Pour monsieur Camara, je cite : « le fait par le président de la République et du président de la Cour constitutionnelle d’omettre de prononcer les mots suivants: « et de faire respecter la (loi) », démontre que toutes les phrases du serment n’ont pas été totalement dites. Que, si le Président s’est engagé à respecter scrupuleusement la Constitution, cela n’a qu’une valeur individuelle, qu’il doit s’engage aussi à la faire respecter, car pour lui, c’est ce bout de phrase qui lui confère le pouvoir de faire appliquer la Loi pour que la Guinée soit un État de Droit, où force doit rester à la loi. Que faute de cet engagement, le président ne sera pas dans l’obligation légale de faire respecter la loi ».
S’il est compréhensible que l’omission, même involontaire de cette partie du serment par le président de la République laisse place à des questions relatives à sa validité, il nous semble que les conséquences juridiques attachées à cette omission par monsieur Camara ne sont absolument pas légalement fondées.

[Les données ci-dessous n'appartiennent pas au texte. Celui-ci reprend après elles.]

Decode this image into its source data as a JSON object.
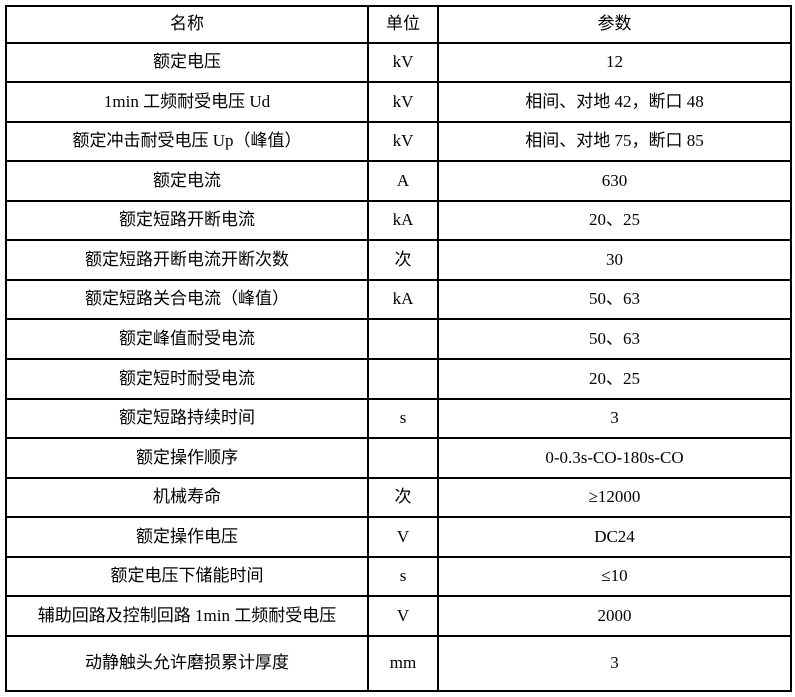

Pour que le débat soit purgé de toute ambiguïté, nous livrons ci-dessous, la substance des démonstrations juridiques de monsieur Mohamed Camara:
« Le serment prêté par le Président de la République le 14 décembre 2015 doit être repris par la Cour Constitutionnelle le 21 décembre 2015 avant l’installation. Et pour cause ? Un bout de phrase a été doublement omis à la fois dans le texte du serment soumis à la lecture du Président de la République et dans le discours du Président de la Cour Constitutionnelle. Regardez à nouveau les images ou réécoutez les bandes sonores de ladite prestation de Serment ainsi que du discours du Président de la Cour Constitutionnelle. L’un et l’autre ont omis de prononcer l’expression «veille au respect de la Constitution, des engagements internationaux, des lois et des décisions de justice « et de faire respecter ». Les phrases du serment n’ont pas été totalement dites. Or, si le Président s’engage à respecter scrupuleusement la Constitution, cela n’a qu’une valeur individuelle. Il faut qu’il s’engage aussi à FAIRE RESPECTER, tant il est vrai que c’est ce bout de phrase qui lui confère le pouvoir de faire appliquer la Loi pour que la Guinée soit un Etat de Droit, où force doit rester à la Loi ! Il faut donc nécessairement reprendre le serment le 21 décembre 2015 avant l’installation pour dire mot pour mot, ce qui est indiqué à l’article 35 de la Constitution au risque de créer deux problèmes juridiques. 1°)- Le non respect précoce de la Constitution du fait de cette omission qui a échappé à la vigilance de la Cour Constitutionnelle (gardienne de la Constitution). 2°)- Si la Cour Constitutionnelle ne fait pas prêter à nouveau le serment pour que le deuxième niveau d’engagement du Président soit dit conformément à l’article 35 de la Constitution, ni la Cour Constitutionnelle, ni la Haute Cour de Justice, encore moins les députés, ne devraient alors, lui en vouloir au cas où il ne fera pas respecter les Lois. Étant donné qu’il a seulement promis de respecter (pas plus !). Quant à faire respecter, il n’a rien dit pas plus que le Président de la Cour Constitutionnelle dans son allocution ».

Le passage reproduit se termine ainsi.